SIEMPRE ha sido cierto que cuanto más pobre es un país, más ricos son sus ricos. De Teodorín Nguema Obiang, hijo de Teodoro Obiang Nguema, actual dictador de Guinea Ecuatorial, se cuenta que despilfarra durante una noche de orgías en París dinero suficiente para alimentar a cientos, e incluso a miles, de sus compatriotas, durante un año. Y para reírle tan caras gracias, de vez en cuando su padre le regala un coche que rara vez baja del medio millón de euros. En cuanto a su padre, el déspota Obiang Nguema, es público y notorio que controla un noventa por ciento de la riqueza guineana. Porque aunque Guinea sea un país rebosante de menesterosos, no es, en modo alguno, un país pobre. Los enormes beneficios del petróleo permitirían a sus habitantes vivir con un nivel de vida que ya querrían los suizos. Sin embargo, ese ingente caudal de divisas va a los bolsillos de una sola familia. Y sobre los derechos humanos, mejor no hablar.

Entiendo, pese a todo, el imperio de la necesidad. Guinea constituye hoy una de las pocas salidas para numerosas constructoras hispanas. Agotado el negocio en suelo propio, muchos empresarios españoles -entre ellos, algunos canarios- han optado por cambiar de aires al amparo de que en ese país los entienden en su propio idioma y además, para qué andarnos con rodeos, las leyes no las promulga o las cambia un poder legislativo democrático, sino el criterio de quien manda. Todo eso, insisto, lo comprendo y, pese al enorme ejercicio de cinismo o hipocresía que supone, hasta lo asumo. Poco o nada que objetar, por lo tanto, a que una delegación del Congreso de los Diputados encabezada por el presidente de la Cámara, José Bono, e integrada por los también parlamentarios Duran Lleida (CiU), Gustavo de Arístegui (PP) y Alex Saiz (PSOE) -aquí no se salva nadie-, haya ido a rendirle pleitesía a un sanguinario que tan pródigamente se está portando con la depauperada economía española. A fin de cuentas, también recibimos aquí -y los reciben en cualquier parte- con alfombra roja y gran revuelo protocolario a los chinos, pese a que en China continúa vigente un régimen totalitario cuyos dirigentes se pasan los derechos humanos por la entrepierna; expresión cursilona para decir que se los pasan por el mismísimo forro de los cojones, y ya.

Se me antoja un poco más difícil de entender, empero -incluso haciendo un gran acopio del mencionado cinismo- esa declaración de amor de Bono ante Obiang sin que todavía haya llegado el Día de San Valentín. "Es muchísimo más lo que nos une que lo que nos separa", le ha dicho el presidente del Congreso de los Diputados a don Teodoro. ¿Será lo que le une a él?

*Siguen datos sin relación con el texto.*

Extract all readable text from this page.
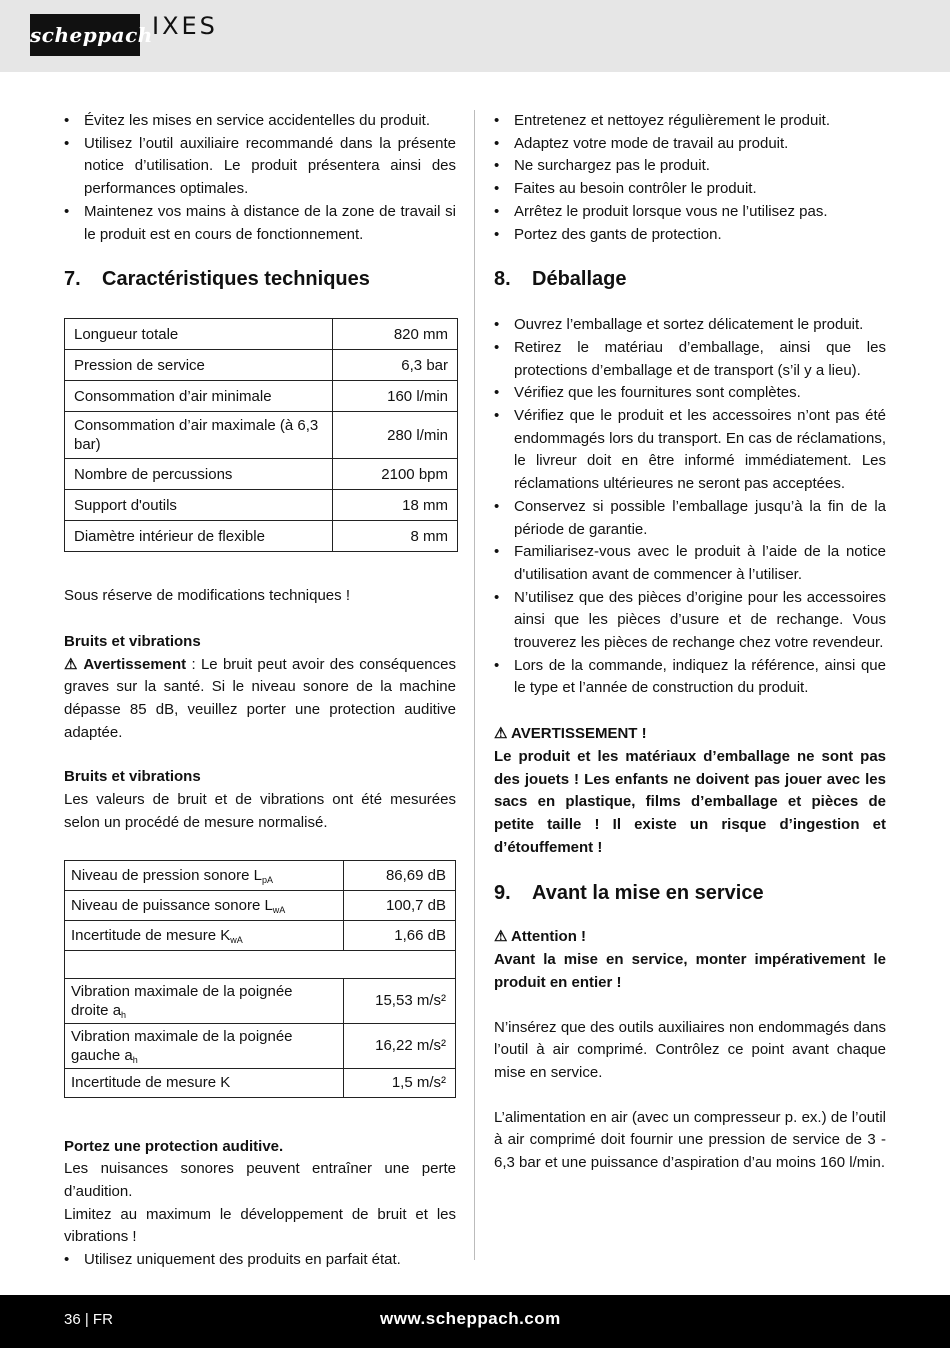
scheppach IXES
• Évitez les mises en service accidentelles du produit.
• Utilisez l’outil auxiliaire recommandé dans la présente notice d’utilisation. Le produit présentera ainsi des performances optimales.
• Maintenez vos mains à distance de la zone de travail si le produit est en cours de fonctionnement.
7.	Caractéristiques techniques
Longueur totale	820 mm
Pression de service	6,3 bar
Consommation d’air minimale	160 l/min
Consommation d’air maximale (à 6,3 bar)	280 l/min
Nombre de percussions	2100 bpm
Support d'outils	18 mm
Diamètre intérieur de flexible	8 mm

Sous réserve de modifications techniques !

Bruits et vibrations

⚠ Avertissement : Le bruit peut avoir des conséquences graves sur la santé. Si le niveau sonore de la machine dépasse 85 dB, veuillez porter une protection auditive adaptée.

Bruits et vibrations

Les valeurs de bruit et de vibrations ont été mesurées selon un procédé de mesure normalisé.

Niveau de pression sonore $L_{pA}$	86,69 dB
Niveau de puissance sonore $L_{wA}$	100,7 dB
Incertitude de mesure $K_{wA}$	1,66 dB

Vibration maximale de la poignée droite $a_h$	15,53 m/s²
Vibration maximale de la poignée gauche $a_h$	16,22 m/s²
Incertitude de mesure K	1,5 m/s²

Portez une protection auditive.

Les nuisances sonores peuvent entraîner une perte d’audition.

Limitez au maximum le développement de bruit et les vibrations !

• Utilisez uniquement des produits en parfait état.
• Entretenez et nettoyez régulièrement le produit.
• Adaptez votre mode de travail au produit.
• Ne surchargez pas le produit.
• Faites au besoin contrôler le produit.
• Arrêtez le produit lorsque vous ne l’utilisez pas.
• Portez des gants de protection.
8.	Déballage
• Ouvrez l’emballage et sortez délicatement le produit.
• Retirez le matériau d’emballage, ainsi que les protections d’emballage et de transport (s’il y a lieu).
• Vérifiez que les fournitures sont complètes.
• Vérifiez que le produit et les accessoires n’ont pas été endommagés lors du transport. En cas de réclamations, le livreur doit en être informé immédiatement. Les réclamations ultérieures ne seront pas acceptées.
• Conservez si possible l’emballage jusqu’à la fin de la période de garantie.
• Familiarisez-vous avec le produit à l’aide de la notice d'utilisation avant de commencer à l’utiliser.
• N’utilisez que des pièces d’origine pour les accessoires ainsi que les pièces d’usure et de rechange. Vous trouverez les pièces de rechange chez votre revendeur.
• Lors de la commande, indiquez la référence, ainsi que le type et l’année de construction du produit.

⚠ AVERTISSEMENT !

Le produit et les matériaux d’emballage ne sont pas des jouets ! Les enfants ne doivent pas jouer avec les sacs en plastique, films d’emballage et pièces de petite taille ! Il existe un risque d’ingestion et d’étouffement !

9.	Avant la mise en service

⚠ Attention !

Avant la mise en service, monter impérativement le produit en entier !

N’insérez que des outils auxiliaires non endommagés dans l’outil à air comprimé. Contrôlez ce point avant chaque mise en service.

L’alimentation en air (avec un compresseur p. ex.) de l’outil à air comprimé doit fournir une pression de service de 3 - 6,3 bar et une puissance d’aspiration d’au moins 160 l/min.

36 | FR	www.scheppach.com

Lo pregunto porque el señor Bono se ha hartado de calificar como reducto de la extrema derecha a determinados medios de comunicación que han aireado, a lo largo de los últimos meses, la existencia de algunas de sus propiedades inmobiliarias. Prefiero pensar que no. Quiero decir que me aferro a la idea de que Bono no es como Obiang y que, en consecuencia, su desafortunada declaración ante el dictador guineano sólo es producto de un arrebato de complacencia. Parece, empero, que cunde la moda entre los parlamentos y los parlamentarios de censurar a los medios de comunicación; algo que se puede presenciar aquí mismo, sin necesidad de viajar a Guinea.